Deutsche Bank has reportedly found ‘serious failings’ within its payments screening and AML procedures.
The bank, which has been embroiled in a handful of compliance issues, has uncovered failures within AML and sanctions controls which have allowed cheques and high-value digital payments to be processed without suitable checks, a report from the Financial Times claims.
These faults lasted a year and were identified by internal auditors, the article said.
A total of six insufficiencies were founded, of which, one was a filtering gap involving cheques written by foreign corporate clients to foreign players, according to the article citing people familiar with the process. While these problems were initially found six months ago, the London office is still trying to resolve them.
The bank still processes around 50,000 cheques a year through its UK and Ireland unit, and it has not been able to identify how many years this issue has been present or how many cheques were affected. It does believe the impact was relatively low as only cheques written by three corporate clients were involved, it said.
These banks involved were not named but are ‘publicly listed blue-chips in developed countries’ and not a high-risk customer.
This is not the first time this year Deutsche Bank has found itself under fire for failures. Earlier in the year, the bank was subject to review due to a claim it had not informed federal financial crime watchdogs on suspicious transactions involving Donald Trump.
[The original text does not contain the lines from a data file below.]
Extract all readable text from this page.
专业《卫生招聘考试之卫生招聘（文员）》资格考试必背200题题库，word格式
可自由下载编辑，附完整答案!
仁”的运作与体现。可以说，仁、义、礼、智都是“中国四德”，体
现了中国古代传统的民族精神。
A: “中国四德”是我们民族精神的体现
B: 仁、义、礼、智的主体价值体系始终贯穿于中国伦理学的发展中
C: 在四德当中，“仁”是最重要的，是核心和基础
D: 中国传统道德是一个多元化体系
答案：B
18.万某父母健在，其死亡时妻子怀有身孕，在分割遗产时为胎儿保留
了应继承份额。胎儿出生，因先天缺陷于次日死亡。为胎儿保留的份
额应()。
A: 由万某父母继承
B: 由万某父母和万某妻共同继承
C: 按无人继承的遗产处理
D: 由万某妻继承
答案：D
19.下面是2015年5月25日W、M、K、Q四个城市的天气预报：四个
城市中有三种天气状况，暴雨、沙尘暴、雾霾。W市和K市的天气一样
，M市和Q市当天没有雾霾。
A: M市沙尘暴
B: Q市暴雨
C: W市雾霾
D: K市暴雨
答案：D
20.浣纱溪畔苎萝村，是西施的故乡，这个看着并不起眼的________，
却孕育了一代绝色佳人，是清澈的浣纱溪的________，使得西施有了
Earlier in the year, Germany’s financial regulatory authority BaFin extended its mandate on Deutsche Bank. Originally, the mandate was deployed to prevent money laundering and terrorist financing by requiring the bank to review its group-wide risk management processes.
This action was taken due to its involvement within the $200bn Danske Bank money laundering scandal. Deutsche Bank has reportedly served as a correspondent bank and helped transfer funds.